Mientras el país mira hacia las grandes ciudades, los defensores de derechos humanos siguen cayendo en el olvido y en las balas de los grupos armados. El Gobierno no puede seguir postergando su protección.
En las veredas, en los resguardos, en las montañas y a orillas de los ríos, florece una Colombia invisible, una Colombia profunda, donde los líderes sociales no son solo activistas, sino guardianes de la tierra, la memoria y la dignidad. Allí, donde el Estado llega poco o no llega, ellos resisten con la palabra, la organización y la esperanza. Pero los están matando. Y el país, con demasiada frecuencia, guarda silencio.
Los defensores de derechos humanos en Colombia no son una estadística, aunque las cifras ya deberían estremecernos: cada año, decenas son asesinados por ejercer el derecho más elemental en democracia: levantar la voz. En 2024, al menos 68 líderes han sido asesinados hasta abril, muchos de ellos en regiones apartadas, donde su único delito fue proteger un río, una comunidad, un derecho.
No podemos normalizar que ser líder social sea una sentencia de muerte. No podemos seguir leyendo sus nombres en informes de derechos humanos mientras los culpables gozan de impunidad. ¿Cuántos más deben caer para que el Estado actúe con firmeza, no solo con discursos?
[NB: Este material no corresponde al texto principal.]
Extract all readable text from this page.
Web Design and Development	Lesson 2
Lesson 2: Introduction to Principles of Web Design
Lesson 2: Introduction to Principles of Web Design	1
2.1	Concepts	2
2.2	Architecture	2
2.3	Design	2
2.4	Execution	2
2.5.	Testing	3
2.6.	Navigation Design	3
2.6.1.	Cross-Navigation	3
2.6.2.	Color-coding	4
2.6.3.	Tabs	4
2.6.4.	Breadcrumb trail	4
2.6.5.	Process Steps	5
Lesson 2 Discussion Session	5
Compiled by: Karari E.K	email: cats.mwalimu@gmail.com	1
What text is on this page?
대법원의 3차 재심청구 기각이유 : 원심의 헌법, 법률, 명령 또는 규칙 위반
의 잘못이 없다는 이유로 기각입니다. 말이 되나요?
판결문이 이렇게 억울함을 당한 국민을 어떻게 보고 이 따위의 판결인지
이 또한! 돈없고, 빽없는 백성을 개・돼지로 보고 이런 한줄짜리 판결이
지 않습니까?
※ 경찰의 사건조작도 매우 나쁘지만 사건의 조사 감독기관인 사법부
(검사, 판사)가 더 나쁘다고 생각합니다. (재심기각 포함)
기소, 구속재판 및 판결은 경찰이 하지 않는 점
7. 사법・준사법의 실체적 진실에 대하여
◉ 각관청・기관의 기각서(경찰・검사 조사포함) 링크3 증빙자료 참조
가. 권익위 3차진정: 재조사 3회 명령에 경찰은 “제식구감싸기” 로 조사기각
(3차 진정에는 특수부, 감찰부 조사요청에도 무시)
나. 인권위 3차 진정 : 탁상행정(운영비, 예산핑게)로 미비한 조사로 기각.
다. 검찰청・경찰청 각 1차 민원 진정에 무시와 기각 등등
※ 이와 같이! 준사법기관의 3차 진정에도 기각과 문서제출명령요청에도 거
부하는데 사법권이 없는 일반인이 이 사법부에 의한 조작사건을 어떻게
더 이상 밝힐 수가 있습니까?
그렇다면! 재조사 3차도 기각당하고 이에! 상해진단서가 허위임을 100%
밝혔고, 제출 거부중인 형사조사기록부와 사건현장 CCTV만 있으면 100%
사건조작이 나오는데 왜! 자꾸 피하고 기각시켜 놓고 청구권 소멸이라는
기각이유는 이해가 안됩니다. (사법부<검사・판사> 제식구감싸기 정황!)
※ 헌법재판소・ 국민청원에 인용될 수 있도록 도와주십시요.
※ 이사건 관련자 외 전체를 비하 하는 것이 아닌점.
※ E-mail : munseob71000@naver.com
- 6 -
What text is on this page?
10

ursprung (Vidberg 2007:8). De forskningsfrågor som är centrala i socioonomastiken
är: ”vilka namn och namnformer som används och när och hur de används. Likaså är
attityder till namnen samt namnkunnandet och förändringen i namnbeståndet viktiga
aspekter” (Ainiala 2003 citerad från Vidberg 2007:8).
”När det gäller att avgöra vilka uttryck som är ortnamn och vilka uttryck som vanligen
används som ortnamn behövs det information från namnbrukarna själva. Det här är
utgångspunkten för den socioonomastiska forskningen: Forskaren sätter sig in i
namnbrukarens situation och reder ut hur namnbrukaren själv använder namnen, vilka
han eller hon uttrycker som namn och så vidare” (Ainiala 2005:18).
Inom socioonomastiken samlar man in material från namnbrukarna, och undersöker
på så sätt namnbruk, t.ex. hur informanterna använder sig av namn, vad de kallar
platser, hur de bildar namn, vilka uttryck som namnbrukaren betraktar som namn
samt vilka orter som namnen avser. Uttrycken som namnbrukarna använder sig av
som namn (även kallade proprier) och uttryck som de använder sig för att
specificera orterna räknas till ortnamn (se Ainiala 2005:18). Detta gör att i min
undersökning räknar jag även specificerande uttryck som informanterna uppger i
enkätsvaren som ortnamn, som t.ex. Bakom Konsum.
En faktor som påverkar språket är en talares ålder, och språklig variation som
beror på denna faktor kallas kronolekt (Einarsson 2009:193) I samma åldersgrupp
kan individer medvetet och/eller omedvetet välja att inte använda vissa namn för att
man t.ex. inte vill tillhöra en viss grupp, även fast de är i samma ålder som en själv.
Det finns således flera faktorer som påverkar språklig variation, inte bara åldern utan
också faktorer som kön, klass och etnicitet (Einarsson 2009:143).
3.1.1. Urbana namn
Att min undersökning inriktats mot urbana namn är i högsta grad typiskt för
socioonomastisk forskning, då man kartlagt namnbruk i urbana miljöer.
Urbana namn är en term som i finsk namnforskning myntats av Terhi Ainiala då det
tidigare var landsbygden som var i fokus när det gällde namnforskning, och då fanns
El Gobierno Nacional tiene una deuda histórica con estos hombres y mujeres. Las políticas de protección no pueden seguir siendo generalidades burocráticas, deben ser efectivas, territoriales y con enfoque diferencial. Proteger a un líder no es solo enviarle un escolta: es garantizar que su comunidad esté libre del miedo, que el Estado esté presente, que los grupos armados no sigan reinando donde la institucionalidad es débil.
Hay que decirlo con claridad: los grupos ilegales no solo matan personas, matan proyectos colectivos, asfixian procesos comunitarios, siembran el miedo donde florecía la resistencia pacífica. Callar la voz de un líder es intentar silenciar el alma de una comunidad entera. Y cada vez que eso ocurre, perdemos un pedazo de país.
El llamado es urgente: que no los sigan matando. Que sus voces no se apaguen. Que su defensa de los derechos humanos, del territorio, de la vida, no sea pagada con plomo ni con indiferencia. El compromiso del Gobierno debe ser real, firme y sostenido. No basta con declaraciones; se necesitan garantías, acciones, justicia.
Si queremos una paz duradera, si de verdad queremos reconciliarnos como nación, debemos empezar por cuidar a quienes la están construyendo desde abajo. Los líderes sociales son el tejido vivo de una Colombia más justa. No los dejemos solos. No los dejemos morir.